Virginia Gov. Ralph Northam on Tuesday announced an executive action that restores the right to vote to all Virginians when they leave prison, even if they remain on community supervision. This week’s action immediately restores the rights of about 69,000 people, and the governor said it will apply going forward to all Virginians upon release from incarceration.
This change mirrors a proposed Constitutional amendment that would automatically restore the civil rights of any person when they have completed their prison sentence. The amendment was approved during the 2021 General Assembly session and has to be passed again by the General Assembly in 2022 before going to a voter referendum.
It would represent a major shift in Virginia law, which has disenfranchised all people with felony convictions since the Civil War.
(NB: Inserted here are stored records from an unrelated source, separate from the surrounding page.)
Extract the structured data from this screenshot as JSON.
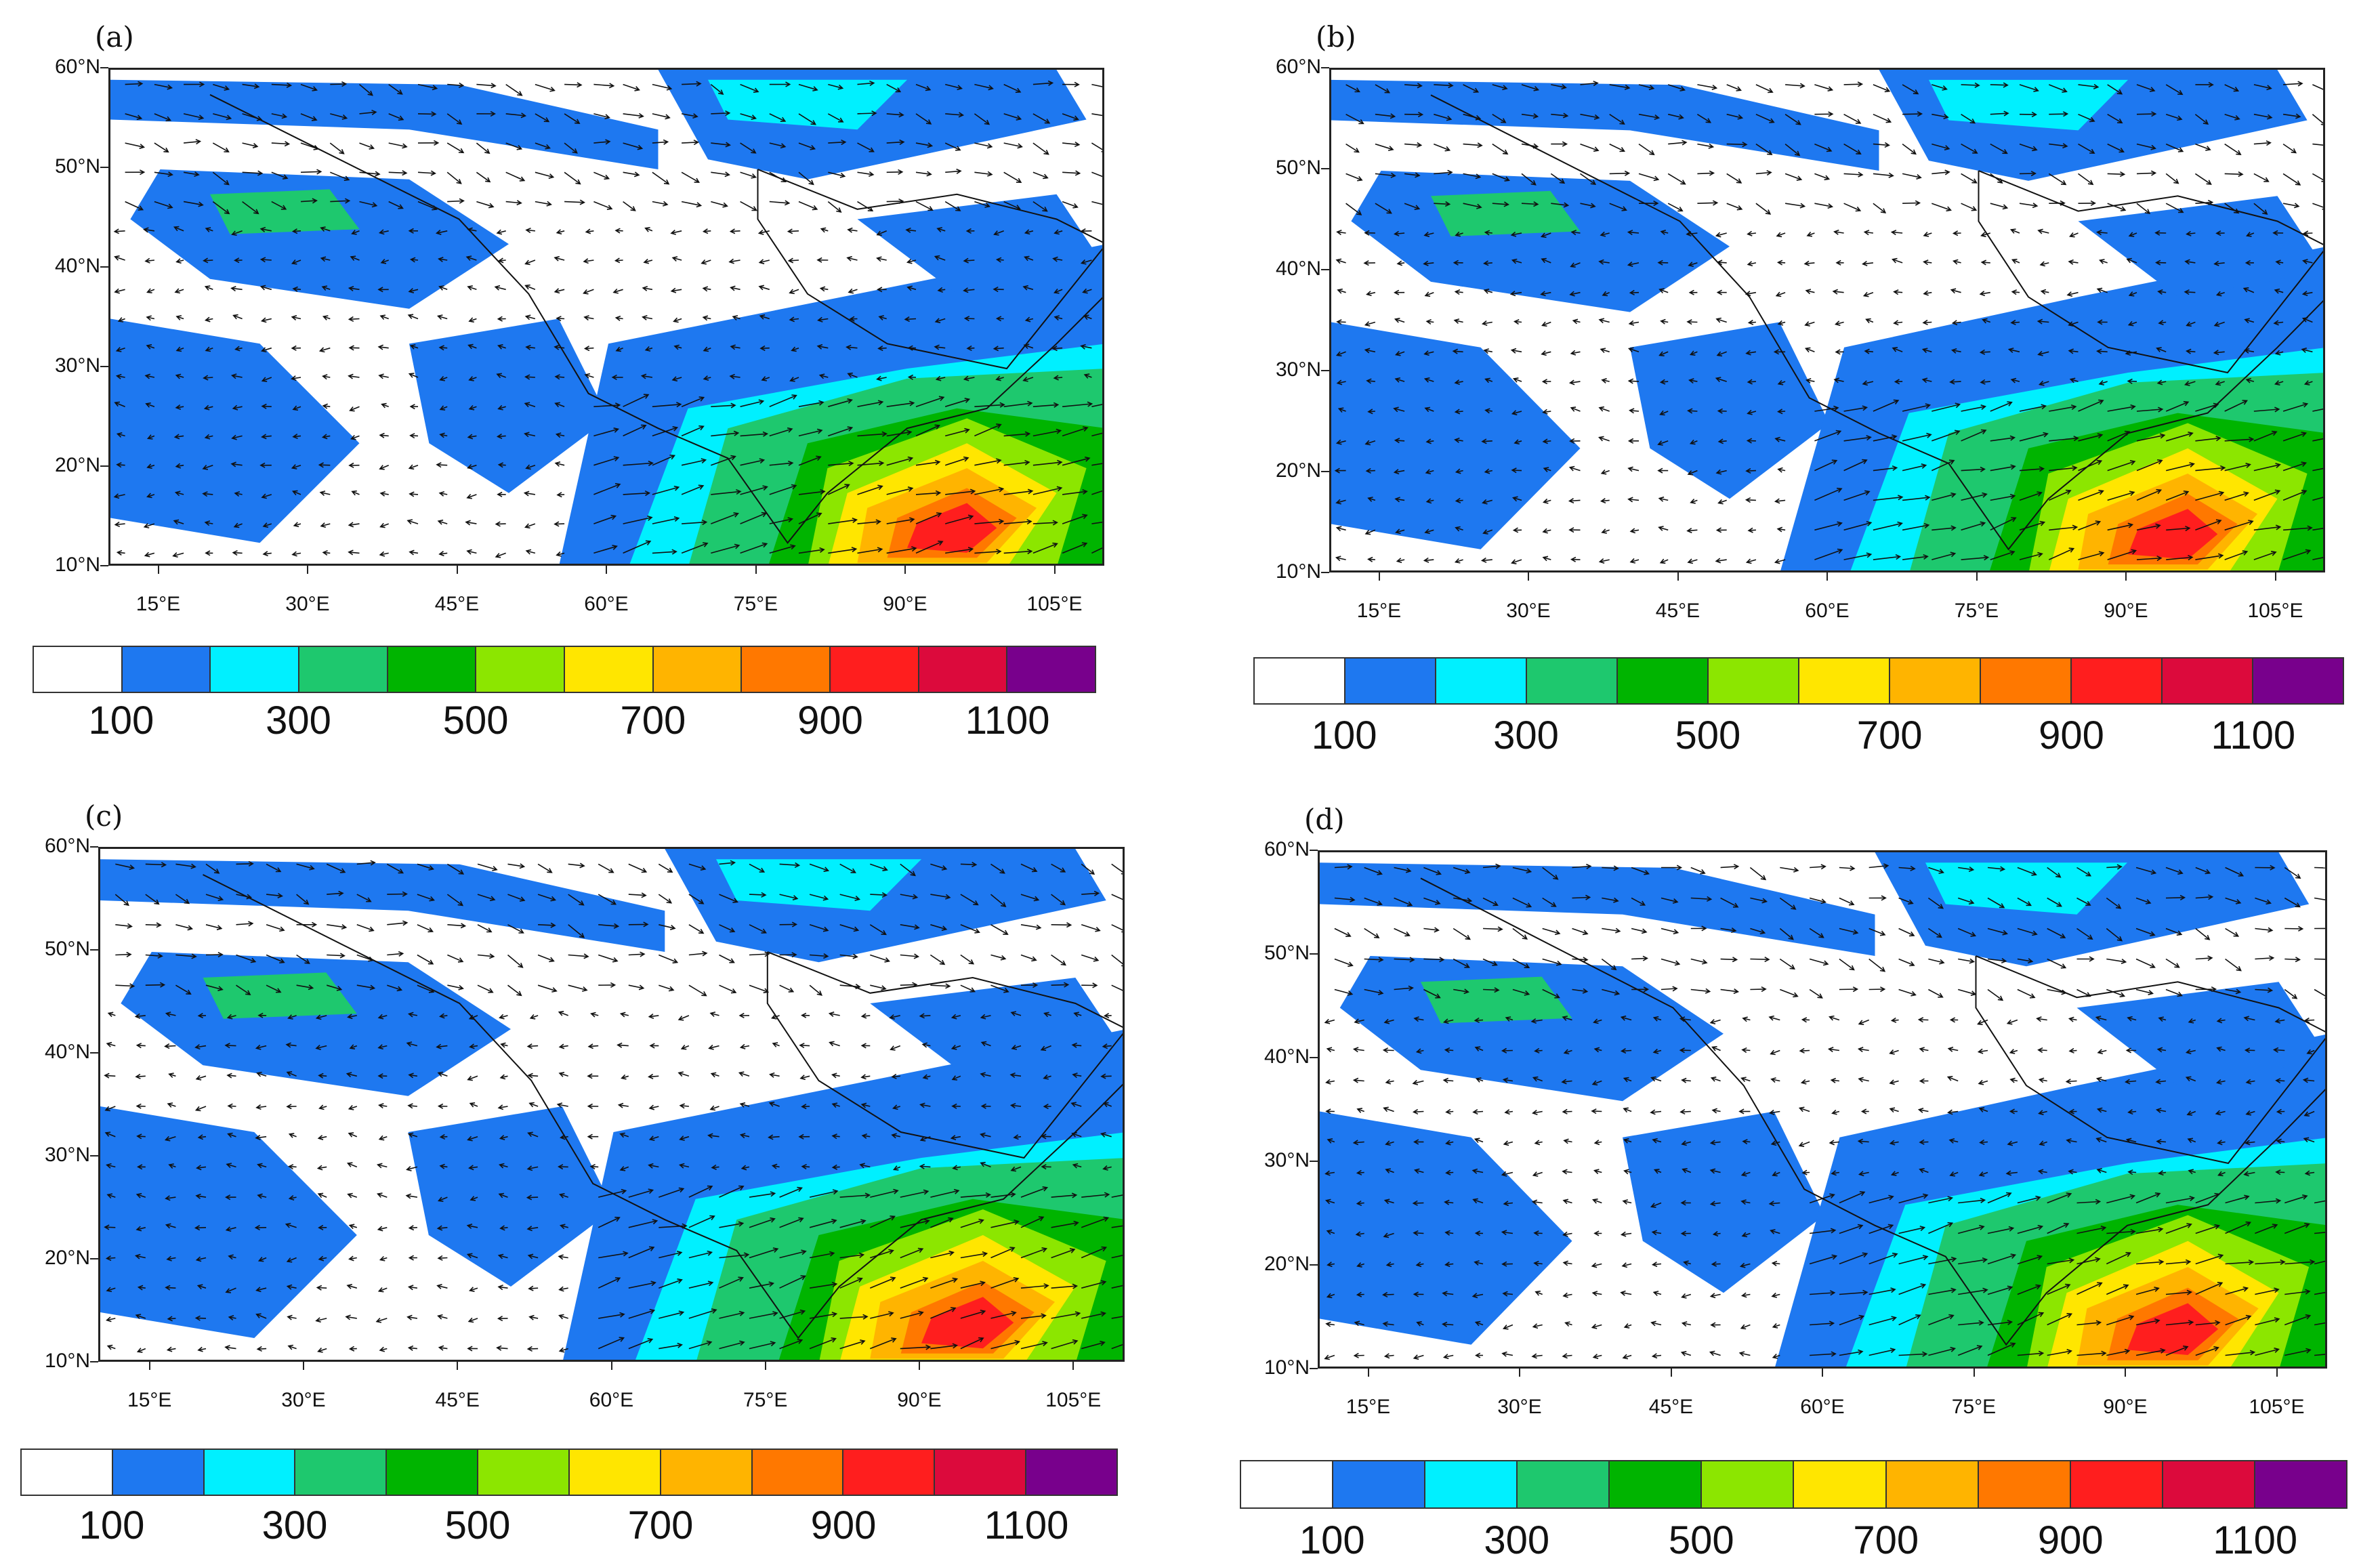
{
  "legend": {
    "colors": [
      "#ffffff",
      "#1e78f0",
      "#00f0ff",
      "#1ec86e",
      "#00b400",
      "#8ce600",
      "#ffe600",
      "#ffb400",
      "#ff7800",
      "#ff1e1e",
      "#dc0a3c",
      "#78008c"
    ],
    "labels": [
      "100",
      "300",
      "500",
      "700",
      "900",
      "1100"
    ]
  },
  "axes": {
    "lat_labels": [
      "60°N",
      "50°N",
      "40°N",
      "30°N",
      "20°N",
      "10°N"
    ],
    "lon_labels": [
      "15°E",
      "30°E",
      "45°E",
      "60°E",
      "75°E",
      "90°E",
      "105°E"
    ]
  },
  "panels": [
    {
      "label": "(a)"
    },
    {
      "label": "(b)"
    },
    {
      "label": "(c)"
    },
    {
      "label": "(d)"
    }
  ]
}
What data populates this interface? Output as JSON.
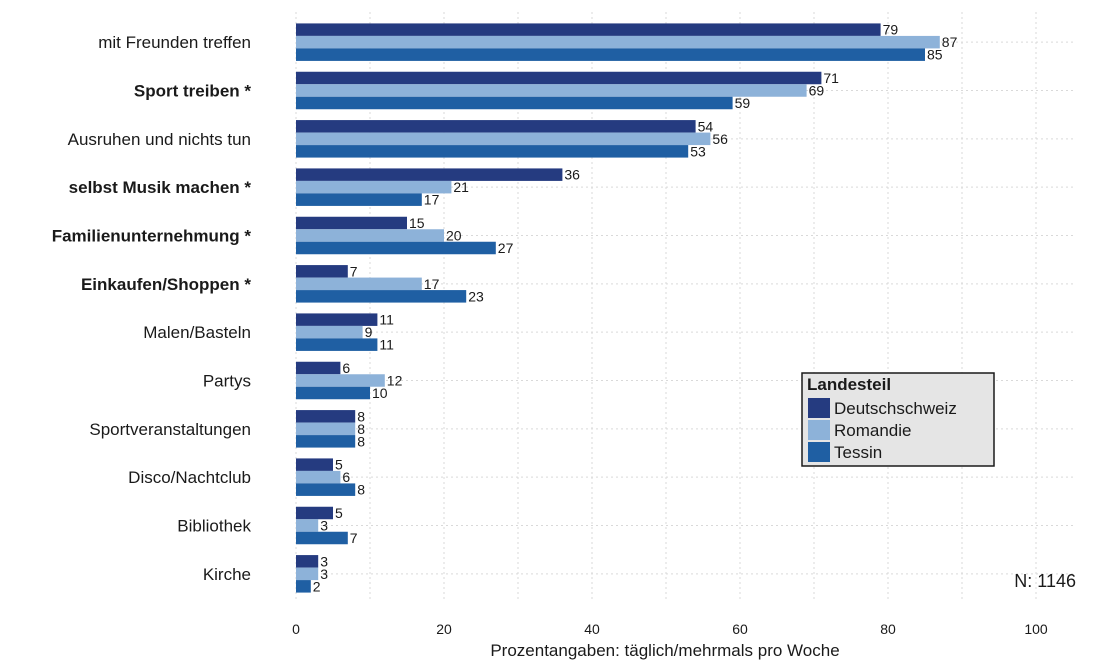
{
  "chart_data": {
    "type": "bar",
    "orientation": "horizontal",
    "categories": [
      {
        "label": "mit Freunden treffen",
        "bold": false
      },
      {
        "label": "Sport treiben *",
        "bold": true
      },
      {
        "label": "Ausruhen und nichts tun",
        "bold": false
      },
      {
        "label": "selbst Musik machen *",
        "bold": true
      },
      {
        "label": "Familienunternehmung *",
        "bold": true
      },
      {
        "label": "Einkaufen/Shoppen *",
        "bold": true
      },
      {
        "label": "Malen/Basteln",
        "bold": false
      },
      {
        "label": "Partys",
        "bold": false
      },
      {
        "label": "Sportveranstaltungen",
        "bold": false
      },
      {
        "label": "Disco/Nachtclub",
        "bold": false
      },
      {
        "label": "Bibliothek",
        "bold": false
      },
      {
        "label": "Kirche",
        "bold": false
      }
    ],
    "series": [
      {
        "name": "Deutschschweiz",
        "color": "#253b80",
        "values": [
          79,
          71,
          54,
          36,
          15,
          7,
          11,
          6,
          8,
          5,
          5,
          3
        ]
      },
      {
        "name": "Romandie",
        "color": "#8db2d9",
        "values": [
          87,
          69,
          56,
          21,
          20,
          17,
          9,
          12,
          8,
          6,
          3,
          3
        ]
      },
      {
        "name": "Tessin",
        "color": "#1f5fa3",
        "values": [
          85,
          59,
          53,
          17,
          27,
          23,
          11,
          10,
          8,
          8,
          7,
          2
        ]
      }
    ],
    "xlabel": "Prozentangaben: täglich/mehrmals pro Woche",
    "xlim": [
      0,
      100
    ],
    "xticks": [
      0,
      20,
      40,
      60,
      80,
      100
    ],
    "grid": true,
    "legend": {
      "title": "Landesteil",
      "position": "bottom-right"
    },
    "annotation": "N: 1146"
  }
}
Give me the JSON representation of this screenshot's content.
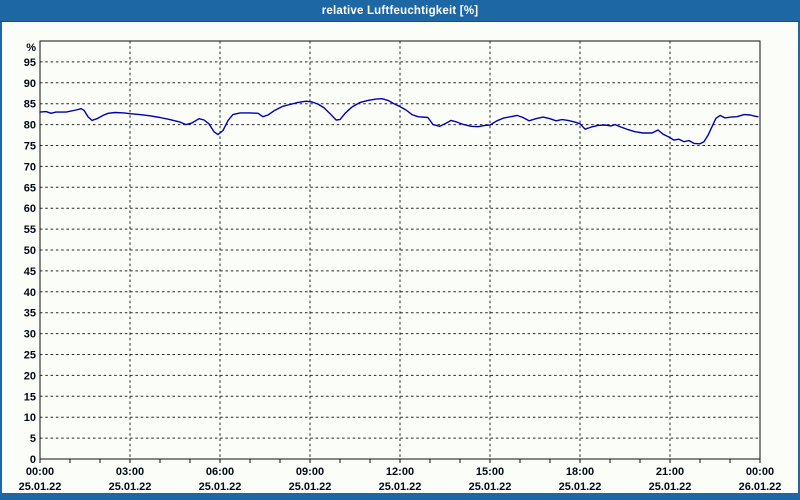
{
  "window": {
    "title": "relative Luftfeuchtigkeit [%]",
    "title_bar_color": "#1d68a4",
    "canvas_background": "#fbfdf9"
  },
  "chart_data": {
    "type": "line",
    "title": "relative Luftfeuchtigkeit [%]",
    "ylabel": "%",
    "y_unit_label": "%",
    "ylim": [
      0,
      100
    ],
    "y_tick_step": 5,
    "y_ticks": [
      0,
      5,
      10,
      15,
      20,
      25,
      30,
      35,
      40,
      45,
      50,
      55,
      60,
      65,
      70,
      75,
      80,
      85,
      90,
      95
    ],
    "x_range_hours": [
      0,
      24
    ],
    "x_minor_tick_hours": 1,
    "x_major_ticks": [
      {
        "hour": 0,
        "time": "00:00",
        "date": "25.01.22"
      },
      {
        "hour": 3,
        "time": "03:00",
        "date": "25.01.22"
      },
      {
        "hour": 6,
        "time": "06:00",
        "date": "25.01.22"
      },
      {
        "hour": 9,
        "time": "09:00",
        "date": "25.01.22"
      },
      {
        "hour": 12,
        "time": "12:00",
        "date": "25.01.22"
      },
      {
        "hour": 15,
        "time": "15:00",
        "date": "25.01.22"
      },
      {
        "hour": 18,
        "time": "18:00",
        "date": "25.01.22"
      },
      {
        "hour": 21,
        "time": "21:00",
        "date": "25.01.22"
      },
      {
        "hour": 24,
        "time": "00:00",
        "date": "26.01.22"
      }
    ],
    "grid": "dashed",
    "legend": "none",
    "line_color": "#0000b4",
    "grid_color": "#262626",
    "series": [
      {
        "name": "relative Luftfeuchtigkeit",
        "points": [
          [
            0.0,
            83.0
          ],
          [
            0.2,
            83.1
          ],
          [
            0.37,
            82.7
          ],
          [
            0.53,
            83.0
          ],
          [
            0.87,
            83.0
          ],
          [
            1.2,
            83.5
          ],
          [
            1.37,
            83.8
          ],
          [
            1.47,
            83.4
          ],
          [
            1.6,
            81.9
          ],
          [
            1.73,
            81.0
          ],
          [
            1.9,
            81.4
          ],
          [
            2.1,
            82.2
          ],
          [
            2.27,
            82.7
          ],
          [
            2.5,
            82.9
          ],
          [
            2.8,
            82.8
          ],
          [
            3.0,
            82.6
          ],
          [
            3.33,
            82.4
          ],
          [
            3.67,
            82.1
          ],
          [
            4.0,
            81.7
          ],
          [
            4.33,
            81.2
          ],
          [
            4.67,
            80.6
          ],
          [
            4.87,
            80.0
          ],
          [
            5.07,
            80.4
          ],
          [
            5.3,
            81.4
          ],
          [
            5.47,
            81.1
          ],
          [
            5.63,
            80.2
          ],
          [
            5.8,
            78.3
          ],
          [
            5.93,
            77.6
          ],
          [
            6.1,
            78.6
          ],
          [
            6.27,
            81.0
          ],
          [
            6.43,
            82.4
          ],
          [
            6.67,
            82.8
          ],
          [
            7.0,
            82.8
          ],
          [
            7.27,
            82.7
          ],
          [
            7.43,
            81.9
          ],
          [
            7.6,
            82.3
          ],
          [
            7.8,
            83.3
          ],
          [
            8.07,
            84.3
          ],
          [
            8.33,
            84.8
          ],
          [
            8.6,
            85.3
          ],
          [
            8.87,
            85.6
          ],
          [
            9.07,
            85.4
          ],
          [
            9.27,
            84.9
          ],
          [
            9.47,
            84.0
          ],
          [
            9.67,
            82.6
          ],
          [
            9.87,
            81.1
          ],
          [
            10.0,
            81.2
          ],
          [
            10.17,
            82.7
          ],
          [
            10.4,
            84.2
          ],
          [
            10.67,
            85.3
          ],
          [
            10.93,
            85.8
          ],
          [
            11.2,
            86.1
          ],
          [
            11.4,
            86.2
          ],
          [
            11.6,
            85.8
          ],
          [
            11.8,
            85.0
          ],
          [
            12.0,
            84.3
          ],
          [
            12.2,
            83.5
          ],
          [
            12.4,
            82.4
          ],
          [
            12.6,
            81.9
          ],
          [
            12.93,
            81.7
          ],
          [
            13.1,
            80.0
          ],
          [
            13.33,
            79.6
          ],
          [
            13.53,
            80.3
          ],
          [
            13.7,
            81.0
          ],
          [
            13.9,
            80.6
          ],
          [
            14.13,
            80.0
          ],
          [
            14.37,
            79.6
          ],
          [
            14.6,
            79.5
          ],
          [
            14.83,
            79.8
          ],
          [
            15.0,
            79.9
          ],
          [
            15.23,
            80.9
          ],
          [
            15.47,
            81.6
          ],
          [
            15.7,
            81.9
          ],
          [
            15.9,
            82.2
          ],
          [
            16.1,
            81.7
          ],
          [
            16.3,
            80.9
          ],
          [
            16.53,
            81.4
          ],
          [
            16.77,
            81.8
          ],
          [
            17.0,
            81.4
          ],
          [
            17.2,
            80.9
          ],
          [
            17.4,
            81.2
          ],
          [
            17.6,
            81.0
          ],
          [
            17.83,
            80.6
          ],
          [
            18.0,
            80.2
          ],
          [
            18.17,
            78.9
          ],
          [
            18.37,
            79.4
          ],
          [
            18.6,
            79.8
          ],
          [
            18.83,
            79.9
          ],
          [
            19.03,
            79.7
          ],
          [
            19.17,
            80.0
          ],
          [
            19.37,
            79.4
          ],
          [
            19.6,
            78.8
          ],
          [
            19.83,
            78.3
          ],
          [
            20.1,
            78.0
          ],
          [
            20.4,
            78.0
          ],
          [
            20.6,
            78.7
          ],
          [
            20.77,
            77.7
          ],
          [
            20.97,
            77.0
          ],
          [
            21.13,
            76.3
          ],
          [
            21.3,
            76.5
          ],
          [
            21.47,
            75.9
          ],
          [
            21.63,
            76.2
          ],
          [
            21.8,
            75.5
          ],
          [
            22.0,
            75.4
          ],
          [
            22.13,
            75.9
          ],
          [
            22.27,
            77.5
          ],
          [
            22.4,
            79.5
          ],
          [
            22.53,
            81.5
          ],
          [
            22.67,
            82.2
          ],
          [
            22.83,
            81.6
          ],
          [
            23.03,
            81.8
          ],
          [
            23.23,
            81.9
          ],
          [
            23.47,
            82.4
          ],
          [
            23.67,
            82.3
          ],
          [
            23.83,
            82.0
          ],
          [
            23.93,
            81.9
          ]
        ]
      }
    ]
  }
}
Restrictions on voting rights were expanded in 1902 and poll taxes and literacy tests were introduced.
As one state senator put it at that time, these measures were designed to “eliminate the darkey as a political factor in this State” and ensure “the complete supremacy of the white race in the affairs of government.”
Under current law, anyone convicted of a felony in Virginia permanently loses their civil rights—including the right to vote, serve on a jury, run for office, become a public notary, and carry a firearm. Virginia remains one of three states whose constitution permanently disenfranchises citizens with past felony convictions.
“Too many of our laws were written during a time of open racism and discrimination, and they still bear the traces of inequity,” Gov. Northam said in a statement. “We are a Commonwealth that believes in moving forward, not being tied down by the mistakes of our past. If we want people to return to our communities and participate in society, we must welcome them back fully—and this policy does just that.”
Virginia law grants the governor authority to restore voting rights, but past efforts by governors to exercise that authority have been challenged by lawmakers and hampered by state courts.
In 2016, Gov. Terry McAuliffe issued an executive order restoring the voting rights of more than 200,000 people who were convicted of felonies, served their sentences, and completed probation or parole. After more than 9,000 people registered to vote pursuant to the order, state lawmakers sued, arguing that the order exceeded the governor’s authority.
The Virginia Supreme Court ruled in favor of state legislators, holding that the state constitution requires the governor to decide whether to restore voting rights on a case-by-case basis. The court invalidated the executive order and ordered the Department of Elections to “delete from the record of registered voters the name of any voter who . . . has been convicted of a felony.”
Gov. McAuliffe responded by announcing a process for issuing restoration orders on an individual basis to Virginians who had completed their sentences, including any period of probation or parole. This week’s action by Gov. Northam expands rights restoration to include people who are on probation or parole.
Gov. Northam said in a statement that, with this week’s action, he has restored civil rights to more than 111,000 people during his term.